TinoDidriksen/Transfuse

docx creates nested runs (<w:r><w:t><w:r><w:t>), which are then invisible in the opened document

Closed this issue · 3 comments

$ for y in yes no; do APERTIUM_TRANSFUSE=$y apertium -f docx -u -d . nob-nno  /tmp/in.docx >/tmp/ut.$y.docx; done

in.docx

With transfuse, we get this bit:

      <w:r>
        <w:rPr/>
        <w:t xml:space="preserve">
          <w:r>
            <w:rPr/>
            <w:t xml:space="preserve">Dette er såkalla «Sideloaded Add-ins». Dei nyttar eit webview, i praksis ein nettlesar</w:t>
          </w:r>
        </w:t>
      </w:r>

which word (and libreoffice) don't show on opening the document, presumably nested runs aren't allowed in OOXML.

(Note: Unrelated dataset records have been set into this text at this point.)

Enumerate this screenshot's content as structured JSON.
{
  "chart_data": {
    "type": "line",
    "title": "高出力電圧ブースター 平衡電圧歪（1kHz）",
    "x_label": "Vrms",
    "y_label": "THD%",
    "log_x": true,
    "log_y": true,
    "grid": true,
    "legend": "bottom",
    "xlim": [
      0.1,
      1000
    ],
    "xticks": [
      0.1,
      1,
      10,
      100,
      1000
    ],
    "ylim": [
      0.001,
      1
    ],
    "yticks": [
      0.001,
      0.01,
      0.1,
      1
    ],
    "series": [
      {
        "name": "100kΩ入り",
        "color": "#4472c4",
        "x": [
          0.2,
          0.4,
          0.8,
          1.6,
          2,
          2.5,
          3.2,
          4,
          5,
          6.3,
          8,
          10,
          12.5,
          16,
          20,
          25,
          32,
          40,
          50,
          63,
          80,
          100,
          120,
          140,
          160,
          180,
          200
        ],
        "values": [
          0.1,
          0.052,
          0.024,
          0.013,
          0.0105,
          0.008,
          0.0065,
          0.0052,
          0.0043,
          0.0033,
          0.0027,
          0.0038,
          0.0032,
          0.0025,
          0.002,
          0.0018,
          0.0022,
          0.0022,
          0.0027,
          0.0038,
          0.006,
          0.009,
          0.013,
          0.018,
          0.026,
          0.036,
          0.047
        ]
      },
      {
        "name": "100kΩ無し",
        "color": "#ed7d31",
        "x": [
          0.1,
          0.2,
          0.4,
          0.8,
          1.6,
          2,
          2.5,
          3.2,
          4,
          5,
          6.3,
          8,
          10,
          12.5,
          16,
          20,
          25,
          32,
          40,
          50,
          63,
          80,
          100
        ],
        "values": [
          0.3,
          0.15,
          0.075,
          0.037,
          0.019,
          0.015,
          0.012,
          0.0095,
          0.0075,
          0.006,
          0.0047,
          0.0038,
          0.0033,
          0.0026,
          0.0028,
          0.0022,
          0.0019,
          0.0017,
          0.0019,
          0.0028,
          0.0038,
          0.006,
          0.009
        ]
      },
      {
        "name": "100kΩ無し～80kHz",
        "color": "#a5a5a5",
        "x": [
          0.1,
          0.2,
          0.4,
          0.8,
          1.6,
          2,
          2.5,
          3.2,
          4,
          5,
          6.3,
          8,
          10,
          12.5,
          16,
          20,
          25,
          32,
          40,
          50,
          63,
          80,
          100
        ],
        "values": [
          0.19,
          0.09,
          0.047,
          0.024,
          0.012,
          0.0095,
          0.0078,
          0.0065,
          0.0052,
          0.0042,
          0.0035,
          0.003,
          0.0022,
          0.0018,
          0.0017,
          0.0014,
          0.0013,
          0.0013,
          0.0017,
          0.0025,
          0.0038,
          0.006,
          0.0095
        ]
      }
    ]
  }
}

(Note: If I first save in.docx from Libreoffice, transfuse can handle it fine, because LO merges all the runs in the input paragraph on saving (removing the proofErr stuff).)

Strangely, the text isn't divided in input to the pipeline. The split-point is nettleser som, and input xml has

        <w:t xml:space="preserve">». De benytter et webview, i praksis en nettleser som er bygget inn i Office-programmene, for å vise innholdet sitt og utføre oppgavene sine. </w:t>

Here's what it looks like for the first step of the pipeline:

[transfuse:\/tmp\/transfuse-D7x3hD-8b_Y]

[tf-block:1-Zh6TUA]

Teknologi.[]

[tf-block:2-SKmwAw]

[[t:text:SyTAKg]]Dette er såkalte «Sideloaded Add-ins». De benytter et webview, i praksis en nettleser som er bygget inn i Office-programmene, for å vise innholdet sitt og utføre oppgavene sine.[[/]] .[]

Then right after the full pipeline, we have wordbound tags galore:

[transfuse:\/tmp\/transfuse-D7x3hD-8b_Y]

[tf-block:1-Zh6TUA]

Teknologi.[]

[tf-block:2-SKmwAw]

[[t:text:SyTAKg]]Dette[[/]] [[t:text:SyTAKg]]er[[/]] [[t:text:SyTAKg]]såkalla[[/]] [[t:text:SyTAKg]]«[[/]][[t:text:SyTAKg]]Sideloaded[[/]] [[t:text:SyTAKg]]Add-[[/]][[t:text:SyTAKg]]ins[[/]][[t:text:SyTAKg]]»[[/]][[t:text:SyTAKg]].[[/]] [[t:text:SyTAKg]]Dei[[/]] [[t:text:SyTAKg]]nyttar[[/]] [[t:text:SyTAKg]]eit[[/]] [[t:text:SyTAKg]]webview[[/]][[t:text:SyTAKg]],[[/]] [[t:text:SyTAKg]]i[[/]] [[t:text:SyTAKg]]praksis[[/]] [[t:text:SyTAKg]]ein[[/]] [[t:text:SyTAKg]]ne[[t:text:SyTAKg]]ttl[[/]]esar[[/]] [[t:text:SyTAKg]]som[[/]] [[t:text:SyTAKg]]er[[/]] [[t:text:SyTAKg]]bygd inn[[/]] [[t:text:SyTAKg]]i[[/]] [[t:text:SyTAKg]]Office-[[/]][[t:text:SyTAKg]]programma[[/]][[t:text:SyTAKg]],[[/]] [[t:text:SyTAKg]]for[[/]] [[t:text:SyTAKg]]å[[/]] [[t:text:SyTAKg]]visa[[/]] [[t:text:SyTAKg]]innhaldet[[/]] [[t:text:SyTAKg]]sitt[[/]] [[t:text:SyTAKg]]og[[/]] [[t:text:SyTAKg]]utføra[[/]] [[t:text:SyTAKg]]oppgåvene[[/]] [[t:text:SyTAKg]]sine[[/]][[t:text:SyTAKg]].[[/]] .[]

The second-to-last step, before postgenerator, looks like
[[t:text:SyTAKg]]ne~tt[[/]][[t:text:SyTAKg]]lesar[[/]]
at the split-point, while after postgenerator we get
[[t:text:SyTAKg]]ne[[t:text:SyTAKg]]ttl[[/]]esar[[/]] [[t:text:SyTAKg]]som[[/]]

So is the issue here that postgenerator should not be creating these nested word blanks, or that transfuse should somehow know how to deal with nested word blanks?

@mr-martian does your apertium/lttoolbox#144 avoid nested word blanks in postgen?

The pipe may not yield nested structures, nor will Transfuse give it nested structures, so that looks like a bug in postgen.